For several decades the respite care homes provided by the MS Society have had a reputation as excellent temporary refuges, allowing people with multiple sclerosis and their carers a short break from daily pressures of living with the condition.
In two weeks' time, however, the charity faces a critical decision as its trustees rule on whether they want to continue running four residential homes across the country or whether traditional forms of respite care are outdated and need comprehensive reform.
The board could decide to close all four homes, and redirect the funds spent on running them to offer a more personalised service to people with MS and their carers, or they could radically redesign the services on offer. The charity has spent the past year in consultation with its users about what they want from the organisation, and the report summarising the consultations suggests they want change.
Whatever the outcome, the announcement is likely to prove controversial, as there are users who still rely heavily on the support of these institutions, just as there are those who question their value.
The decision is one facing many charities that provide support to disabled people, as the new personalisation agenda offers the prospect of more individually-tailored services. Organisations such as Leonard Cheshire Disability are beginning to offer respite care in individuals' homes, and help with trips to holiday centres such as Center Parcs. Across the country, in a parallel trend, local authorities have begun closing daycare centres, as it becomes clear that, once given the choice, many people would choose to do something else with their time.
The MS Society has digested responses from 1,637 people, 1,030 people with MS and 607 carers of people with MS, as it tried to determine the best way to provide respite care. The process of compiling the report has focused attention within the charity on the very diverse demands of its members, highlighting starkly that the one-size-fits-all model has become outmoded. The difficulty in deciding how respite should best be provided is exacerbated by the fact that the needs of people with MS differ enormously, depending on the severity of the condition.
The review process also triggered a close analysis of what modern respite care should entail, and its conclusions will resonate beyond the 9 June decision on the future of these care homes.
"Some of the homes have been running for 30 years. The overwhelming motivation then was to get people into residential care; that was the model of how to deliver care services for individuals with disabilities then," says Simon Gillespie, chief executive of the MS Society.
"There is a sense that society has moved on since then. Now we realise that most people don't want to be in that sort of residential setting. No matter how well run, how nice the staff are, people say they would rather not be there if there was any other option," he says. "The MS Society has been guilty in the past of saying, 'You get what we provide.' Now we are shifting power to the individual. We should be promoting the rights of individuals to whatever choices they need."
The review also indicated that the centres are used mainly by those who live near them, or who are fit enough to travel long distances to get to them. In 2008-09, 1,365 people used the MS Society's three homes in England and one in Scotland; a fraction of the 100,000 people who have MS in the UK.
The society subsidises the running of the four centres by £2.7m a year, while the other £4.5m running costs are met through fees and local fundraising. Individuals pay between £800 and £1,150 for a week in the care centre; this can be funded through local authority grants, charitable donations, or by individuals themselves. The centres provide 24-hour nursing care and physiotherapy, and some have beauty salons and restaurants on-site. Occupancy rates remain high, but staff are aware that the institutions' popularity is waning.

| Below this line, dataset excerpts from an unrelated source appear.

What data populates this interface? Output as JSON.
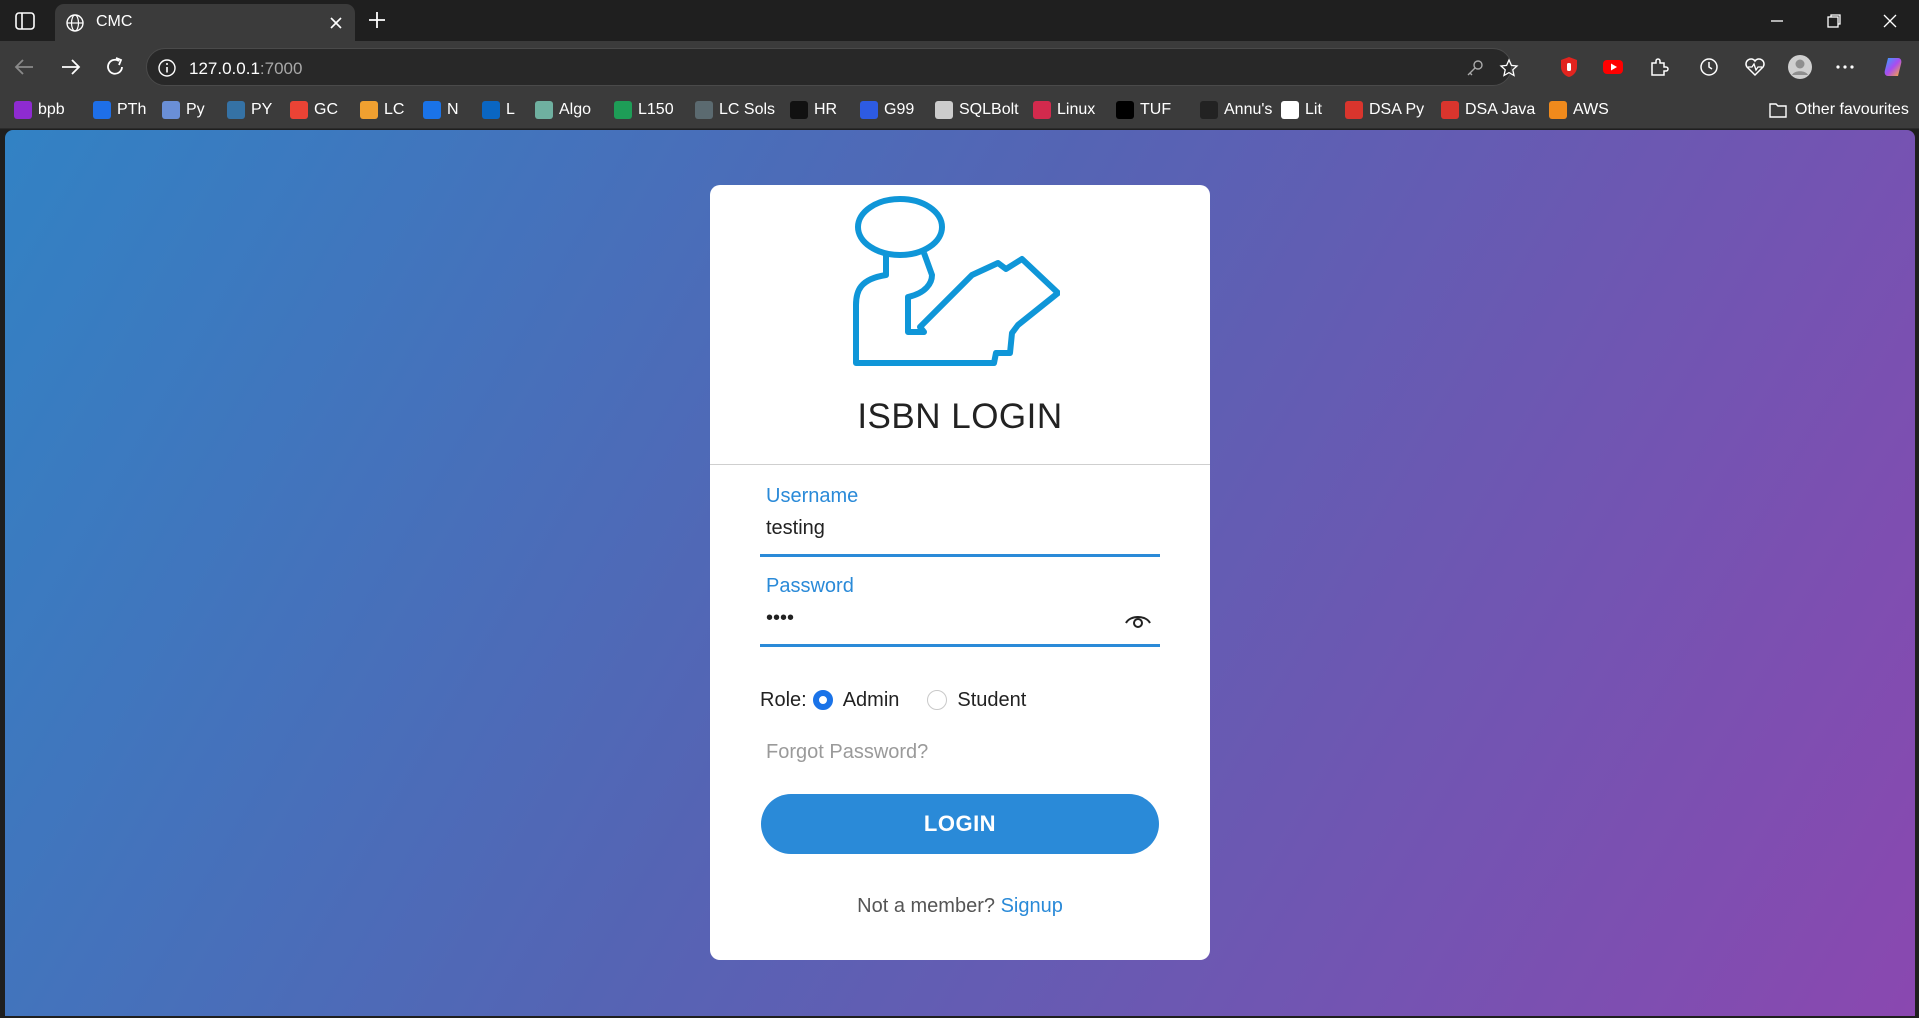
{
  "browser": {
    "tab_title": "CMC",
    "url_host": "127.0.0.1",
    "url_port": ":7000",
    "bookmarks": [
      {
        "label": "bpb",
        "icon": "bpb-icon",
        "color": "#8e2bd1"
      },
      {
        "label": "PTh",
        "icon": "b-icon",
        "color": "#1e6fe8"
      },
      {
        "label": "Py",
        "icon": "gears-icon",
        "color": "#6a8fd6"
      },
      {
        "label": "PY",
        "icon": "python-icon",
        "color": "#3572a5"
      },
      {
        "label": "GC",
        "icon": "google-icon",
        "color": "#ea4335"
      },
      {
        "label": "LC",
        "icon": "leetcode-icon",
        "color": "#f0a030"
      },
      {
        "label": "N",
        "icon": "n-icon",
        "color": "#1a73e8"
      },
      {
        "label": "L",
        "icon": "linkedin-icon",
        "color": "#0a66c2"
      },
      {
        "label": "Algo",
        "icon": "algo-icon",
        "color": "#6fb0a0"
      },
      {
        "label": "L150",
        "icon": "sheet-icon",
        "color": "#1e9d57"
      },
      {
        "label": "LC Sols",
        "icon": "w-icon",
        "color": "#5b6a70"
      },
      {
        "label": "HR",
        "icon": "hackerrank-icon",
        "color": "#111111"
      },
      {
        "label": "G99",
        "icon": "globe-blue-icon",
        "color": "#2d5be3"
      },
      {
        "label": "SQLBolt",
        "icon": "database-icon",
        "color": "#cccccc"
      },
      {
        "label": "Linux",
        "icon": "linux-icon",
        "color": "#d22a4d"
      },
      {
        "label": "TUF",
        "icon": "tuf-icon",
        "color": "#000000"
      },
      {
        "label": "Annu's",
        "icon": "butterfly-icon",
        "color": "#222222"
      },
      {
        "label": "Lit",
        "icon": "lit-icon",
        "color": "#ffffff"
      },
      {
        "label": "DSA Py",
        "icon": "pdf-icon",
        "color": "#d9352d"
      },
      {
        "label": "DSA Java",
        "icon": "pdf-icon",
        "color": "#d9352d"
      },
      {
        "label": "AWS",
        "icon": "aws-icon",
        "color": "#f08a1c"
      }
    ],
    "other_favourites": "Other favourites"
  },
  "login": {
    "title": "ISBN LOGIN",
    "username_label": "Username",
    "username_value": "testing",
    "password_label": "Password",
    "password_value": "test",
    "role_label": "Role:",
    "roles": [
      "Admin",
      "Student"
    ],
    "selected_role": "Admin",
    "forgot": "Forgot Password?",
    "login_button": "LOGIN",
    "not_member": "Not a member?",
    "signup": "Signup"
  },
  "colors": {
    "accent": "#2a8ad8",
    "gradient_start": "#3282c4",
    "gradient_end": "#8a48b0"
  }
}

Gillespie says the decision is not about cost-cutting but about analysing how best to spend the available resources. "Different people at different times have different needs and requirements," he explains. "You could have two people who are affected by MS in very similar ways. One person may feel that two weeks of respite care would meet their needs. Another might think, 'Over my dead body.'
"There is a lot more to respite care than the provision of care in a residential home. The terminology itself feels a bit old; the use of the term 'respite care' is becoming less appropriate, once you find out what people actually want." Gillespie adds the disability movement is "working hard to avoid having something foisted on them that is very inappropriate".
"Even those who use our respite care centres and rate them very highly, even those people say they would prefer to be somewhere else. They say, 'Why am I here in this care centre when my husband is on holiday in Prague?" Gillespie says.
Conscious that the decision on the centres will prove divisive, the charity has been open with staff and users about the decision that faces them, eager to deflate possible dissent. Employees and society members can attend the board meeting with prior notice on June 9, but the decision will be voted on in a confidential session by trustees, most of whom have MS.
As the review suggests, among people with MS, there is a range of views about the imminent decision. Sanjay Chadha, 42, who has been affected by MS for the past 25 years and now uses a wheelchair, has been to the charity's centre in York on several occasions. He says he would be very sorry to see the centres close.
"It's a fantastic option to have. Everyone had a very great knowledge of MS. The centre allowed you to have your own space and to have various therapies, and use the on-site gym. It was a fantastic break for me as well as for my wife. It would be a real tragedy if it were to close," he says.
Stephen Page, 49, who has had MS since aged 40 and is a wheelchair user, argues in favour of an option more tailored to his individual needs. He lives in Worthing, west Sussex, and says he would find it difficult to travel to one of the centres and did not in any case feel that the residential model suited him. "I'd rather get more support so I can enjoy the seaside and go to more cultural events," he says.
"The mistake is to call it simply respite. It's impossible to get respite from this condition."